Mining Electronic Medical Records
The second speaker, Bryant England, MD, PhD, associate professor in the Division of Rheumatology, University of Nebraska Medical Center, Omaha, began his talk by discussing the issue of wide variability in estimates of RA-ILD incidence and prevalence. Such variations raise questions: Are we over- or underdiagnosing RA-ILD? How wide is the spectrum of RA-ILD disease? One topic on which general agreement exists is that clinicians must seek to identify RA-ILD as early as possible to have any hope of reducing mortality (of note, the median survival for patients with RA-ILD is 3–10 years).5
Dr. England pointed out that electronic medical record systems contain a wealth of clinical information, and, using the correct algorithmic techniques, this data could be harnessed to better identify patients with RA-ILD. In a 2020 study on this matter, Dr. England et al. used the records of more than 500 patients with RA from the Veterans Affairs administrative data sets and identified patients with RA-ILD based on International Classification of Diseases Ninth Revision (ICD-9) and Tenth Revision (ICD-10) codes. They then characterized the performance of administrative algorithms for identifying RA-ILD compared with doing so by a detailed chart review. The authors found that the best performing algorithm was the one that incorporated at least two ILD diagnosis codes 30 days apart, a pulmonologist diagnosis or CT/pulmonary function test (PFT) evidence of ILD prior to the rheumatologist’s diagnosis and exclusion of other ILD causes.6
In a separate study, Dr.
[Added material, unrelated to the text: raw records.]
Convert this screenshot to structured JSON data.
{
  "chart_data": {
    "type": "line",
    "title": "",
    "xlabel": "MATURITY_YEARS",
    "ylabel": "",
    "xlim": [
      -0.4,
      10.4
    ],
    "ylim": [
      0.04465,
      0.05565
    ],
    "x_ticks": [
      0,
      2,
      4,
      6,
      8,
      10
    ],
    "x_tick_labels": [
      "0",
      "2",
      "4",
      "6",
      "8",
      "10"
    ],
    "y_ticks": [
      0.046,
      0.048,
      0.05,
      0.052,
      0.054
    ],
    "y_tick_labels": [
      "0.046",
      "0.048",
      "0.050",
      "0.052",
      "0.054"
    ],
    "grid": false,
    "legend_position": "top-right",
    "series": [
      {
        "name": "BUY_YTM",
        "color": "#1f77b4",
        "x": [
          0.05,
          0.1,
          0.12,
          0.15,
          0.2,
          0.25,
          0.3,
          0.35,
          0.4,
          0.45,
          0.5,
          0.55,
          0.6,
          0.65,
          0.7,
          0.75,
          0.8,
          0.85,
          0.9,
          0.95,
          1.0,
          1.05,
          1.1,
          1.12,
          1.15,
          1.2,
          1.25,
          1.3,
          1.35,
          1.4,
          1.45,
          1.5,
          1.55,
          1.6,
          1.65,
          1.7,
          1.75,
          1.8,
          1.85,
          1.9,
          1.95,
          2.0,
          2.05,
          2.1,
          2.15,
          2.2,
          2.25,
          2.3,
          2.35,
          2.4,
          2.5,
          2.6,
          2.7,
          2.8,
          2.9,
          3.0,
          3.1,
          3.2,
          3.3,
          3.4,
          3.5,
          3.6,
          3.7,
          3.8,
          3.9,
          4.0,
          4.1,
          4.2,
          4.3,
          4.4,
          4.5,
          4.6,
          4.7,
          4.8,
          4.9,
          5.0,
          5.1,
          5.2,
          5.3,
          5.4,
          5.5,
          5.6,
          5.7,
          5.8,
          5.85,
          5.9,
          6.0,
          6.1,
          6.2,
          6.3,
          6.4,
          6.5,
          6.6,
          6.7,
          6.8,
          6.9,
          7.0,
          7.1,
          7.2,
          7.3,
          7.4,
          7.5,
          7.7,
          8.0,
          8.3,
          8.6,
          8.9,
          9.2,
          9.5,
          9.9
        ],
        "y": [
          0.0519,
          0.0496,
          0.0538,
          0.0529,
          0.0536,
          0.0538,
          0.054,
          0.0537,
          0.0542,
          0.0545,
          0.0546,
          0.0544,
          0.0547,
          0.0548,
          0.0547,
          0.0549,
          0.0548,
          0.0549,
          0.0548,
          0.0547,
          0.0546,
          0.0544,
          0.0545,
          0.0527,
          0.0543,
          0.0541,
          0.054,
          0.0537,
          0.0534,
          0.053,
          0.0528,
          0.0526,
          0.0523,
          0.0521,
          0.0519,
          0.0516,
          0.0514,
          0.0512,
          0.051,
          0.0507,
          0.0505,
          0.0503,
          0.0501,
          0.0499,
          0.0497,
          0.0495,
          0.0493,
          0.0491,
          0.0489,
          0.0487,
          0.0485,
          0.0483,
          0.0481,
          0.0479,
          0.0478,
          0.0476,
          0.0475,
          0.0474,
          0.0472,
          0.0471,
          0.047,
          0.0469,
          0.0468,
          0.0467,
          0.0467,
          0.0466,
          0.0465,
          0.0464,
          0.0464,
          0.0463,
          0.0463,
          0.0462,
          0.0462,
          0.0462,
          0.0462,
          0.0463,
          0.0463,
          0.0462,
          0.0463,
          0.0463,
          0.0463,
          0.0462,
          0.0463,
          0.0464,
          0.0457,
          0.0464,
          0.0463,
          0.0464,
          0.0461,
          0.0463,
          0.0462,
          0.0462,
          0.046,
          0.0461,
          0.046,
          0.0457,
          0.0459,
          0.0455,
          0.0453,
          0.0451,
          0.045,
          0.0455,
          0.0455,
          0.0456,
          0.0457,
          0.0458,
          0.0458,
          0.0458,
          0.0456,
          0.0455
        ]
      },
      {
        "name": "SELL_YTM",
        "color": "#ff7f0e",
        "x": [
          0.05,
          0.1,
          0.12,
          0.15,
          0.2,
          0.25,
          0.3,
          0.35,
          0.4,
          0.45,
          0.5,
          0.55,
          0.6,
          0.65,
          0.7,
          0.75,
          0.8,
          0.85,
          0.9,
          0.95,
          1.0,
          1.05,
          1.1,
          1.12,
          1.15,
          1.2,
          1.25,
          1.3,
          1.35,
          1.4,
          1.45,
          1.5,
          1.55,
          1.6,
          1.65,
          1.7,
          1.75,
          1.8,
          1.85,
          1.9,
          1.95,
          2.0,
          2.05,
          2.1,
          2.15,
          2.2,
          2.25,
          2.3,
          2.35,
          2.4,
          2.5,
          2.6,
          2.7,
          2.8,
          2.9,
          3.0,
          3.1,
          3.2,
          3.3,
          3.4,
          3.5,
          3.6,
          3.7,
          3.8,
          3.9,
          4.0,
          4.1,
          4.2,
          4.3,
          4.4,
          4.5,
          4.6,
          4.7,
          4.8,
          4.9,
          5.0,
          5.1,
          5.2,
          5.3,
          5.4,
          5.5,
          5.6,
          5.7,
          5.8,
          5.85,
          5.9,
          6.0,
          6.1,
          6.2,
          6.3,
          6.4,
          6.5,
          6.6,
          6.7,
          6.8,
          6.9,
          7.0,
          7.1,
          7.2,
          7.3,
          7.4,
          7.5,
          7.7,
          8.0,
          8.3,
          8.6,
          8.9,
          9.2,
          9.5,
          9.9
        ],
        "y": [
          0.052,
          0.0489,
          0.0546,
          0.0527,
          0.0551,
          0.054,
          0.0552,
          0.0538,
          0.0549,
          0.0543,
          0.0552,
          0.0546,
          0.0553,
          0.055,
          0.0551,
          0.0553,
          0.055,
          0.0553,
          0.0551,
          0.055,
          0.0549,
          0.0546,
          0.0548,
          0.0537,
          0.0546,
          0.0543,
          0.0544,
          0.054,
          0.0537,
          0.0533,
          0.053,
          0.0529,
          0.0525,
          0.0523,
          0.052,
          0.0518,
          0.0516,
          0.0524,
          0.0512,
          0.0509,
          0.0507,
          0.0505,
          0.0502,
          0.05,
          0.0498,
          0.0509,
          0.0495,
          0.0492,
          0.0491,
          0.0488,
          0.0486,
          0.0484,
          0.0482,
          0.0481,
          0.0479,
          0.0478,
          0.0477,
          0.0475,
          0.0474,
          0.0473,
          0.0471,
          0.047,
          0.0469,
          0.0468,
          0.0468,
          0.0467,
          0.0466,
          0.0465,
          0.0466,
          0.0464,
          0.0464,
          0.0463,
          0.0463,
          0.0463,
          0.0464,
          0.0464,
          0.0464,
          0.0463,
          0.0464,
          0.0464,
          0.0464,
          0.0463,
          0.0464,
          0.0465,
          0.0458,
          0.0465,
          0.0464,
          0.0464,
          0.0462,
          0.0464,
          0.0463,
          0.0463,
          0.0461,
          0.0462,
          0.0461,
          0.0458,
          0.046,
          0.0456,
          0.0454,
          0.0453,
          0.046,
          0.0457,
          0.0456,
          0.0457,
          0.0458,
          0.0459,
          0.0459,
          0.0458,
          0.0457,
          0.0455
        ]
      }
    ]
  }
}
England et al. furthered their work on RA-ILD algorithms by applying text mining techniques to HRCT reports. In this study, patients with RA-ILD were identified and ILD-related terms, such as reticulation, ground glass, honeycomb and interstitial, were identified in CT chest reports by natural language processing software. Importantly, the researchers made sure to confirm that no negating terms were around these words (i.e., such phrases as no honeycombing or absence of reticulations). By combining ILD-related terms from CT reports with administrative algorithms, the positive predictive value for identifying RA-ILD exceeded 90%.7 Projects like these are important to think about identifying RA-ILD in real-world scenarios; frequently, patients with RA present to their primary care doctor with cough or other vague pulmonary symptoms and undergo CT chest imaging. Dr. England asked the audience to picture this scenario and add the element of an artificial intelligence system working in the background, culling radiology reports from such patients and flagging any with potential concern for RA-ILD, prompting the treating rheumatologist to order PFTs and consider a pulmonology referral.